La recherche française espère que la crise sanitaire actuelle permettra de mener un travail de fond. // ©  DEEPOL by plainpicture/Phil Boorman
Philippe Berta, député du Gard, préside le groupe de travail sur la recherche sur le Covid-19. Généticien, et professeur des universités attaché à l’université de Nîmes, il revient sur sa mission et les enjeux de recherche autour du virus qui paralyse le monde. Entretien.

Comment s’organise votre groupe de travail ?

 // © Photo fourni par le témoin

L’objectif de notre mission est d’informer les 70 députés de la Commission "culture, éducation, enseignement supérieur et sport", et son président, des avancées de la recherche sur le Covid-19. Il s’agit d’une mission purement informative. Dans ce cadre, nous menons, en visioconférence, des auditions de personnalités que nous invitons. Je réalise également des auditions non officielles pour essayer de récupérer un maximum d’informations que je restituerai également.
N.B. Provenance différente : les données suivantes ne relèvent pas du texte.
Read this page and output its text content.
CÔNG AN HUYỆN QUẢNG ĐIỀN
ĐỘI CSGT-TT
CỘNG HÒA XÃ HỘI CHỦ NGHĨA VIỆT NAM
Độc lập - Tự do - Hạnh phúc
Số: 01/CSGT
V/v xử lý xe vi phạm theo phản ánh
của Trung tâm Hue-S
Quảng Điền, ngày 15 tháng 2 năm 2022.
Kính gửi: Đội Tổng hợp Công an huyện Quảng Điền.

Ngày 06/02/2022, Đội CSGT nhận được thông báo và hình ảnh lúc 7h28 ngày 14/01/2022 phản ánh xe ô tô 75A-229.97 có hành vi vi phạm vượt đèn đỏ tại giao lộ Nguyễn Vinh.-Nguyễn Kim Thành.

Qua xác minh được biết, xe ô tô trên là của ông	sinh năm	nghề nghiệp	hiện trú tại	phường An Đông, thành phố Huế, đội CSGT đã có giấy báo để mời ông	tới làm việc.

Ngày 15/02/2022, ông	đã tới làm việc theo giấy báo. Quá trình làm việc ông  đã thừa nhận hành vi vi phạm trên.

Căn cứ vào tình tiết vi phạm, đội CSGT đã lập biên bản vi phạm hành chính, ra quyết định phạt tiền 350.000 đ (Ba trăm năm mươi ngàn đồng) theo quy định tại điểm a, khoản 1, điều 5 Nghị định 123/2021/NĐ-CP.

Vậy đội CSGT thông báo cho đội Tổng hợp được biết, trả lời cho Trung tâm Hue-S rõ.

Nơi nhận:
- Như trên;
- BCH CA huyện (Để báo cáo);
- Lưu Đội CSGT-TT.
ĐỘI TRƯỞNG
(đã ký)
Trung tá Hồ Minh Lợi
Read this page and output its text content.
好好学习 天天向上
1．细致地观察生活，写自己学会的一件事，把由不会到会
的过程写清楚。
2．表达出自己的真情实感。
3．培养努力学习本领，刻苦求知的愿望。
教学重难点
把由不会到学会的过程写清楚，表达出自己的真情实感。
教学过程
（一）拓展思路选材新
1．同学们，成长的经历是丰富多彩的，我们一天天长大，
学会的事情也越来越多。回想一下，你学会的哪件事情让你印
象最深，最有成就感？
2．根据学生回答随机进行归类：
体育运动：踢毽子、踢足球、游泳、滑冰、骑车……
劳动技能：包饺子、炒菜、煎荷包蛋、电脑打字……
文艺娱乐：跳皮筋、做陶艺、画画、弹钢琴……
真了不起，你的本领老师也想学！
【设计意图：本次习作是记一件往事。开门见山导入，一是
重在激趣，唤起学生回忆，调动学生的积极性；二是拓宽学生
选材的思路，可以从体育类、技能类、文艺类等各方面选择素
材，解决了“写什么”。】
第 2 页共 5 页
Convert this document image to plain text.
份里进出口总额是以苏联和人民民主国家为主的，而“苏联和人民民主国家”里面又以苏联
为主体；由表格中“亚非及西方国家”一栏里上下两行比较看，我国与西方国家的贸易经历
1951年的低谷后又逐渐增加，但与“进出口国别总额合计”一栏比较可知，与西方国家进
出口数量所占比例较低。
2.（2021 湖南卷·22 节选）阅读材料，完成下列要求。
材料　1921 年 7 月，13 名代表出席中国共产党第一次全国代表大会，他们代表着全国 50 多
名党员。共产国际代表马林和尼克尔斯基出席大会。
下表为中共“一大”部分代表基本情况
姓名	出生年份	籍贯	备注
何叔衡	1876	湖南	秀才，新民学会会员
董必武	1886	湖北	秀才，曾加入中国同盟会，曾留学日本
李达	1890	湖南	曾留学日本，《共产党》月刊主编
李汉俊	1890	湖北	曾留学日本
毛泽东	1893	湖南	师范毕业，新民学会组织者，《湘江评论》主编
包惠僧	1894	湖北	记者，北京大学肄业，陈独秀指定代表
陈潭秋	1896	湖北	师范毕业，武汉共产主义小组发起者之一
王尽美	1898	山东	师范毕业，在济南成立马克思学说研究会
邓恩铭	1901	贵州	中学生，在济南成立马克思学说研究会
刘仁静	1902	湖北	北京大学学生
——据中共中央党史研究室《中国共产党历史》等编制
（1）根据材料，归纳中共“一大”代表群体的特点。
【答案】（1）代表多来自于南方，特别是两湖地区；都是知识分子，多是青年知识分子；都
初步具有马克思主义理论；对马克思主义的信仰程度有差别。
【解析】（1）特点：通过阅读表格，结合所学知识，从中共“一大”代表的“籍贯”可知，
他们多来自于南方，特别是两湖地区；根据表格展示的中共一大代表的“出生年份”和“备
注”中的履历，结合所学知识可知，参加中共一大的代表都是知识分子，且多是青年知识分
La recherche est souvent une affaire de temps long. Dans le cadre du Covid-19, l’opinion publique et les décideurs politiques mettent une pression particulière pour des résultats rapides. L’organisation de la recherche française est-elle adaptée à cette urgence ?

Gilles Bloch, le président de l’Inserm, nous a expliqué qu’il y avait eu une réactivité forte du monde scientifique… Je reste cependant un peu dubitatif. Il me semble un peu compliqué en France de mettre rapidement en cohésion, universités, institut Pasteur, CNRS, Inserm, IRD (institut de recherche pour le développement)…

Il faut à mon sens rééquilibrer les crédits de recherche.

Cela relance un vieux débat sur la création d’un grand institut des sciences médicales qui soit le couvert de l’ensemble de ces activités. Vous me direz qu’il existe l'Alliance pour les sciences de la vie et de la santé (Avisan) mais on voit bien qu’elle n’est pas très opérationnelle.

Coronavirus : les laboratoires de recherche universitaires se mobilisent

Concrètement, que peut changer cette pandémie au financement de la recherche ?

Au début des années 2000, les financements de recherche autour du SRAS, qui emprunte le même chemin que le Covid-19, se sont brutalement arrêtés car la pandémie – et c’est heureux – ne s'est pas répandue de manière aussi grave que prévu. On sait aujourd’hui que ces recherches, si elles s’étaient poursuivies, auraient fait gagner un temps fou à nos chercheurs. Aussi, il faut à mon sens rééquilibrer les crédits de recherche.

On le sait, aujourd’hui sans financement de l’ANR (agence nationale de recherche), un laboratoire vivote. Le fonctionnement récurrent des laboratoires doit être financé. Les crédits contractuels de l’ANR doivent être un plus, pas une condition de survie. Le constat est cruel car l’école de virologie française est une des meilleures du monde. Pourtant, aucun antiviral français n’a récemment été mis sur le marché car les moyens d’une recherche de phase II ou de phase III se trouvent aux Etats-Unis et en Asie.

Quelle suite envisagez-vous à cette mission dite d’information ?

Une telle décision ne m’appartient pas mais je souhaiterais poursuivre cette mission afin de mener à bien un travail de prescription vis-à-vis de l’exécutif gouvernemental. Certaines articulations entre le monde académique, industriel et politique se font mal. Le travail mené durant ces deux mois doit nous servir à voir plus loin.